En outre, l’ESMA a publié des documents de travail sur la DLT : les régulateurs n’auront d’autre choix que de se pencher sur la question et d’émettre des propositions. Néanmoins, les récentes perturbations autour des Bitcoins montrent que la sécurité informatique reste une préoccupation majeure et devra être renforcée pour que cette technologie fédère les acteurs financiers.

En quoi le projet T2S représente-t-il un défi pour la gestion du réseau des correspondants ?

T2S offre des facilités de gestion opérationnelle et d’optimisation de la liquidité, ainsi que des opportunités commerciales pour nos clients pour accéder à l’ensemble des marchés T2S à partir d’un point d’entrée unique au sein de CACEIS.
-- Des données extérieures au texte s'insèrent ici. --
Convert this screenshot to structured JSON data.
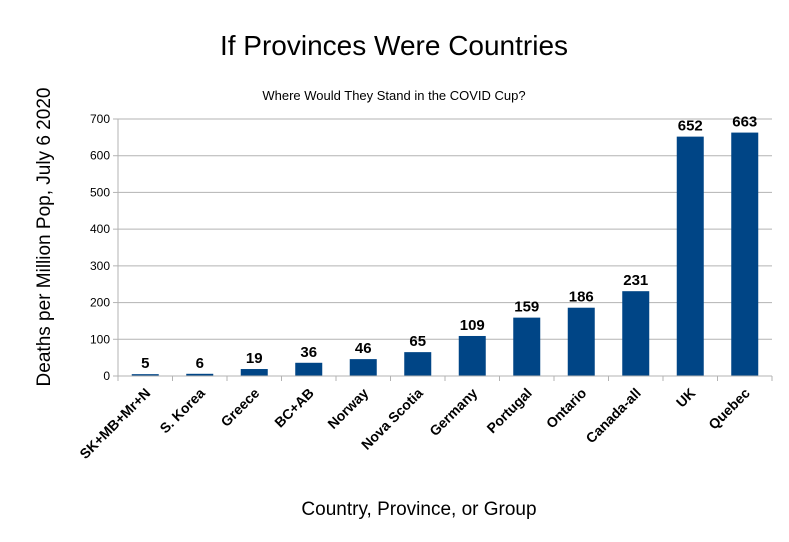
{
  "chart_data": {
    "type": "bar",
    "title": "If Provinces Were Countries",
    "subtitle": "Where Would They Stand in the COVID Cup?",
    "xlabel": "Country, Province, or Group",
    "ylabel": "Deaths per Million Pop, July 6 2020",
    "ylim": [
      0,
      700
    ],
    "yticks": [
      0,
      100,
      200,
      300,
      400,
      500,
      600,
      700
    ],
    "grid": true,
    "legend": "none",
    "bar_color": "#004586",
    "categories": [
      "SK+MB+Mr+N",
      "S. Korea",
      "Greece",
      "BC+AB",
      "Norway",
      "Nova Scotia",
      "Germany",
      "Portugal",
      "Ontario",
      "Canada-all",
      "UK",
      "Quebec"
    ],
    "values": [
      5,
      6,
      19,
      36,
      46,
      65,
      109,
      159,
      186,
      231,
      652,
      663
    ]
  }
}
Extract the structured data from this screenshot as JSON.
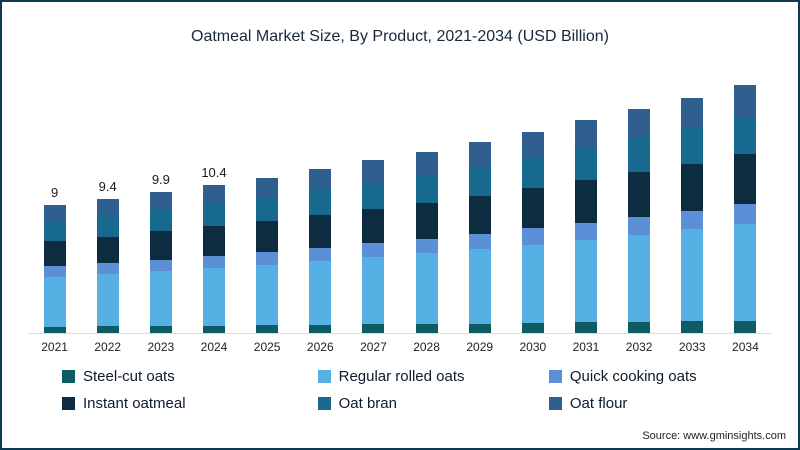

A ce stade, T2S a un impact indirect sur la gestion des correspondants. Plus nous avançons dans le déploiement de T2S, plus il semble que l’impact le plus immédiat et le plus significatif concernera la gestion de la liquidité plutôt que les facilités de règlement-livraison. Quoi qu’il en soit, nous ne pourrons pleinement mesurer la performance et l'efficience du dispositif qu’après la migration totale des marchés, la mise à disposition de toutes les fonctionnalités auprès des adhérents, et l’absorption du coût du projet. Il est probable que quelques années s’écoulent avant de bénéficier pleinement de toutes les améliorations de cette initiative. A CACEIS, nous avons retenu une approche mixte : être participant DCP (Directly Connected Participant) sur les marchés où nous avons déjà un accès direct au dépositaire central, tout en maintenant notre réseau de sous-conservateurs. Nous restons toutefois ouverts à une reconfiguration de notre modèle en fonction des impacts constatés de T2S.